Around the end of April I hear that my church, First Baptist, is collecting items for the African Mission Trip Rummage Sale. So, a couple of weeks later I think to myself, “I should just take all these bags of clothes to the church.” And I did. What a good little church member I am.
On June 18, 2013 I found out what a good little church member I was.
I am riding in a car with three of my closest friends (this story is so embarrassing that they do not want me using their names) and they are telling me about a gag gift they purchased for another one of our friends for her 50th birthday. They got this gag gift at the Church Rummage Sale. Yes, you should start to feel dread at this point.

They begin by explaining how they were sorting through bags of clothes that had been donated. And low and behold someone had donated a hot pink, full- figured little lingerie outfit.
Yep, get sick to your stomach. Or at least feel sorry for me.
I am sure my eyes were big as silver dollars. Surly, I didn’t donate that to the church.
I halfway listen to the remaining details of how they thought it best not to sell pink, sexy lingerie at the church rummage sale, but to instead use this hot number as a gag gift.
Really, what kind of woman would donate her full-figured sexy lingerie to the church rummage sale? You are probably not that kind of woman, but apparently, I am.
By this point, all I am hearing is my own inner voice saying over and over again, louder and louder, “I cannot believe I donated that to the church!”
Please, please remember I had intended to donate it all to the Salvation Army. Now, some of you are wondering how that’s better? Well, it is a nice, expensive, pretty piece of lingerie and I thought some other full-figure woman might appreciate the opportunity to own it. And more importantly it is not my church. They don’t know me there!

They don’t know me there!
My friends keep telling the story of the pink lingerie completely unaware of the conversation in my head. All of a sudden a new conversation begins in my mind, “Should I tell them it is mine? I mean, I could just keep my mouth shut and no one would know I was the crazy woman who thought it was OK to send her lingerie to the church rummage sale.”
If you had been in my brain at this moment you probably would not have made it out alive, it was spinning at warp speed.
I mean, there really IS something not right about selling lingerie at the church! Yes, I know we could have a whole conversation about how God created sex, but let’s not do that right now. I am still trying to recover from this incident.

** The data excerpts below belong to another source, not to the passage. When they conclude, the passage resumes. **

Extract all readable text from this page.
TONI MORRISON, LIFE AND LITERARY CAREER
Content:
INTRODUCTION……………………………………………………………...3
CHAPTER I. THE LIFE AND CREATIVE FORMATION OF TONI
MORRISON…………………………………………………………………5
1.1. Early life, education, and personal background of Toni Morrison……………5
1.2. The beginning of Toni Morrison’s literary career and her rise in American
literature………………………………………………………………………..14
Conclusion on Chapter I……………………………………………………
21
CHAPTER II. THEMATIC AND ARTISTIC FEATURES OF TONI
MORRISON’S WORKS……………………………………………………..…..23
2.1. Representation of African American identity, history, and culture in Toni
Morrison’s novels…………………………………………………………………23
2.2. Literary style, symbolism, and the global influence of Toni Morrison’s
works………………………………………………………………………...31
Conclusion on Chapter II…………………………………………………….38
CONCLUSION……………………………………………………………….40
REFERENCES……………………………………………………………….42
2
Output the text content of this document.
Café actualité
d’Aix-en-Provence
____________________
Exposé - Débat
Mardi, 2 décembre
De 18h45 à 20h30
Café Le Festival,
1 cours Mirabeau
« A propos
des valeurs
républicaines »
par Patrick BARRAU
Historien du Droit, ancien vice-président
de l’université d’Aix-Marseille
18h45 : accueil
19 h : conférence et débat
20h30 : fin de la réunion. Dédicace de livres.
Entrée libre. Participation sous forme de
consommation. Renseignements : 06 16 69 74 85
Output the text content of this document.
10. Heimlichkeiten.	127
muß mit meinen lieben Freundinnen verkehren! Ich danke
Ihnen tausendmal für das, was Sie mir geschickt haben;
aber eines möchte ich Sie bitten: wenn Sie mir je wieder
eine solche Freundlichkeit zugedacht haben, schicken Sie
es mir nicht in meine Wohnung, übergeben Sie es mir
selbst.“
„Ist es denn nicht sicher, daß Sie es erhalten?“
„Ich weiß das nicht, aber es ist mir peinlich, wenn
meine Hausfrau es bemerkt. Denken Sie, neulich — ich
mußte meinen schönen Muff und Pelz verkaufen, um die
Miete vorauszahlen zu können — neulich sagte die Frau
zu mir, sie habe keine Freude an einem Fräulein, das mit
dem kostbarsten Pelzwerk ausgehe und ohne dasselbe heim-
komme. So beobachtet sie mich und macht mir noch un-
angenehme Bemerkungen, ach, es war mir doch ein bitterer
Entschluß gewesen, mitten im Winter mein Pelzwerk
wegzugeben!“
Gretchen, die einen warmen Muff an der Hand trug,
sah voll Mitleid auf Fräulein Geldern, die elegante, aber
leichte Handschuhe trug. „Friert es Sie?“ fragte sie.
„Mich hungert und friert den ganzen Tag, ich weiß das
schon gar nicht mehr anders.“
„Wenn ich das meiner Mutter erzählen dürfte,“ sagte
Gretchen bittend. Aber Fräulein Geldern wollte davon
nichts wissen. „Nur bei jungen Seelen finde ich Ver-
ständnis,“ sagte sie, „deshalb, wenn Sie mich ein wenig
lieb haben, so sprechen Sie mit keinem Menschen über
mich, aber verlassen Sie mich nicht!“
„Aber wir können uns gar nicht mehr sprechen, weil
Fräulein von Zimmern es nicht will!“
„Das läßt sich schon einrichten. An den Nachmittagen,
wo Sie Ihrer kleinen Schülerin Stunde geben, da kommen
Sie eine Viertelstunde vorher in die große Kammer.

Oh people, the story gets worse. One of my friends takes the nightie home to wrap it for the gag gift and her husband sees it. Now, this friend happens to be somewhat full-figured and her husband mistakenly thinks it is for him. He happens to be on the phone as she is holding up this “new” piece of lingerie and he keeps enthusiastically giving her the thumbs up sign. At first she doesn’t catch on that he is referencing the hot pink number, but when she does she thinks it is hysterical that this “church lingerie” is such a hit with her man.
Ok, by now I am just dying. The voices in my head are getting louder. I finally blurt out, “I am pretty sure that is mine.” I begin to describe it to a tee and they confirm my description.
Yep, no mistake, I have given my lingerie to the church. I know we are taught to give a tenth of all we own to the Lord, but I think I may have just taken it a bit too far.
So let me conclude with what I think should be considered a public service announcement about the dangers of losing weight. Each and every one of you who can go to bed tonight knowing you have never donated lingerie to your church rummage sale should feel very proud of yourself. And then you should thank God that I walk on the planet to make all those good feelings about yourself possible.